トリプルパワーで怪人を撃破し、スピードを徐々に落とした3人ライダー。直後
3人の背後に再び火柱が燃え上がり、それはやがて人の形を成した。原始タイガー、
魔女スミロドーン最後の悪あがきか。
「わらわの命の火は消える。

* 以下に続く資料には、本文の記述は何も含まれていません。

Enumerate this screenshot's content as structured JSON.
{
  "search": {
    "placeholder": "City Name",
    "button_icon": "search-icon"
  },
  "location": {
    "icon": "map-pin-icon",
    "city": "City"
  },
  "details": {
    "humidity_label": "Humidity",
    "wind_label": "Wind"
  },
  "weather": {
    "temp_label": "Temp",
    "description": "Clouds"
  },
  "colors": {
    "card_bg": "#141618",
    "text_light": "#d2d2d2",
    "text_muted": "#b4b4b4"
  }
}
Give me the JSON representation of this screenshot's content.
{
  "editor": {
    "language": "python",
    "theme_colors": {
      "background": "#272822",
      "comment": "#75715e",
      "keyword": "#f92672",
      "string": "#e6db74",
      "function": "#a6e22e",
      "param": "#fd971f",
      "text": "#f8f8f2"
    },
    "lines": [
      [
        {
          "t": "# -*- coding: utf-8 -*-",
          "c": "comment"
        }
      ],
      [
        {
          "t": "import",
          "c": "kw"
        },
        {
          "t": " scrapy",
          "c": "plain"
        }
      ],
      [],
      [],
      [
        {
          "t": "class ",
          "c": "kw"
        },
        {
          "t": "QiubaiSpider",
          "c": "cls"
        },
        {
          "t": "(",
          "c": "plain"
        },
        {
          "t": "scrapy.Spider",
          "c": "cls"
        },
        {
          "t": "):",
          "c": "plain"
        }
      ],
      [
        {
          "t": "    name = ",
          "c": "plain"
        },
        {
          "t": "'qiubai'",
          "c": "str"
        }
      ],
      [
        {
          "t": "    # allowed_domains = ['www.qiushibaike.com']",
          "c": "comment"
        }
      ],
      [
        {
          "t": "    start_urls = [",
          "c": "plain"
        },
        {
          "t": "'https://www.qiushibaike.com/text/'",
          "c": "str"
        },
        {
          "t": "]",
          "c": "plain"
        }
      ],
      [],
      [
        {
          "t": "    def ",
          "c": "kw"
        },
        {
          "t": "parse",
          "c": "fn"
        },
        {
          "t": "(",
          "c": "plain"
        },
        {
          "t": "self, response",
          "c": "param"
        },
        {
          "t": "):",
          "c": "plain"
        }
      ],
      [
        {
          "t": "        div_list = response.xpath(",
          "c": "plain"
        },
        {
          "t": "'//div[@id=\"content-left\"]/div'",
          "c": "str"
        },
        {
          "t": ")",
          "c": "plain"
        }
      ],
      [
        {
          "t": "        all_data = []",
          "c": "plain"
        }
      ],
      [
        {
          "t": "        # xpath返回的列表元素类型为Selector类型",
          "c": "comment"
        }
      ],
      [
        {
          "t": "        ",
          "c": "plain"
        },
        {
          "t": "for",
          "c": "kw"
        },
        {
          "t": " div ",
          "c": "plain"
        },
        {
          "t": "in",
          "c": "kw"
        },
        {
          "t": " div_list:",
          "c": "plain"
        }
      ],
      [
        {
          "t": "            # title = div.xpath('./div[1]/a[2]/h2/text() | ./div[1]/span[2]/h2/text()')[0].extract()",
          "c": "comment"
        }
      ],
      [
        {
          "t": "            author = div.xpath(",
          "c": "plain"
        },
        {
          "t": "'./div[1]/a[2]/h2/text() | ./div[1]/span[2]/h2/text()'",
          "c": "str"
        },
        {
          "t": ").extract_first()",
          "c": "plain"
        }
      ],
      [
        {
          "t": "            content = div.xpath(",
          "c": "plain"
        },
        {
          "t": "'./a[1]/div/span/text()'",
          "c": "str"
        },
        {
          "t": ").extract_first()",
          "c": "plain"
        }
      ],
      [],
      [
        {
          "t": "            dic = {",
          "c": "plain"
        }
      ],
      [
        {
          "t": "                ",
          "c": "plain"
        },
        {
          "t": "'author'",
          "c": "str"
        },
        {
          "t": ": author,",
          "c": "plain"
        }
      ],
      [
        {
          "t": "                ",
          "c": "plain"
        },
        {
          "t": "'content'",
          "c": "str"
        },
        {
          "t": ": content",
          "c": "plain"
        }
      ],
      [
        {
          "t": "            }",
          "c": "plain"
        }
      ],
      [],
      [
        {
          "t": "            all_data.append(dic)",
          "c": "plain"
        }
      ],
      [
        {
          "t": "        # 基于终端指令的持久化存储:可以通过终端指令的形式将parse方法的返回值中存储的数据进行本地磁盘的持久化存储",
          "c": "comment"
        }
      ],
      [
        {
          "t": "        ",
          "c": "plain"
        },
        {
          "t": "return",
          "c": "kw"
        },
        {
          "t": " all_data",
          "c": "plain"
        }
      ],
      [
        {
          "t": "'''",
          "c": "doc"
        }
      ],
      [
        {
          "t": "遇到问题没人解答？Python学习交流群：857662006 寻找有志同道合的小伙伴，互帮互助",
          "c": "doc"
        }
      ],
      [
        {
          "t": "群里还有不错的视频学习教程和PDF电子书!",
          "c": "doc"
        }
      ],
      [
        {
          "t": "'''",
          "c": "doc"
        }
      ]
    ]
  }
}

その前に、お前達に面白いことを教えよう」
スミロドーンの言葉に3人ライダーはゆっくりと振り返り答えた。
「奴らが何を企んでいるのか、教えて貰おうか!!」
V3の言葉にスミロドーンは息も絶え絶えになりながら答えた。彼女の口から語られた
のは、ヨロイ軍団の恐るべき企みだった。
「わらわの役目はお前達を足止めし、プルトンロケットをゼティマ基地から発射基地の
蠍谷に移送する時間を稼ぐ事じゃ・・・今頃ヨロイ元帥は、無事ロケットを運び終えた
事じゃろう。お前達の仲間も見事我らの作戦にかかったのじゃ」
カタツブラーがコンビナートを襲ったのも、原始タイガー達がダムに毒を投入しようと
していたのも、すべてはヨロイ元帥がプルトンロケットを蠍谷に運び、発射準備を整える
ための陽動作戦だったというのだ。
「Z作戦発動の時は近い、お前達に止める術はないわ。ゼティマに栄えあれ!」
そう言い残し天を仰ぐスミロドーン。その姿は再び燃え上がる炎の中に消え、3人ライダー
には悪の野望を語るメッセージだけが残された。原始タイガーの敗戦を見届けたカメレオン
の姿もまた、いつの間にか消失していた。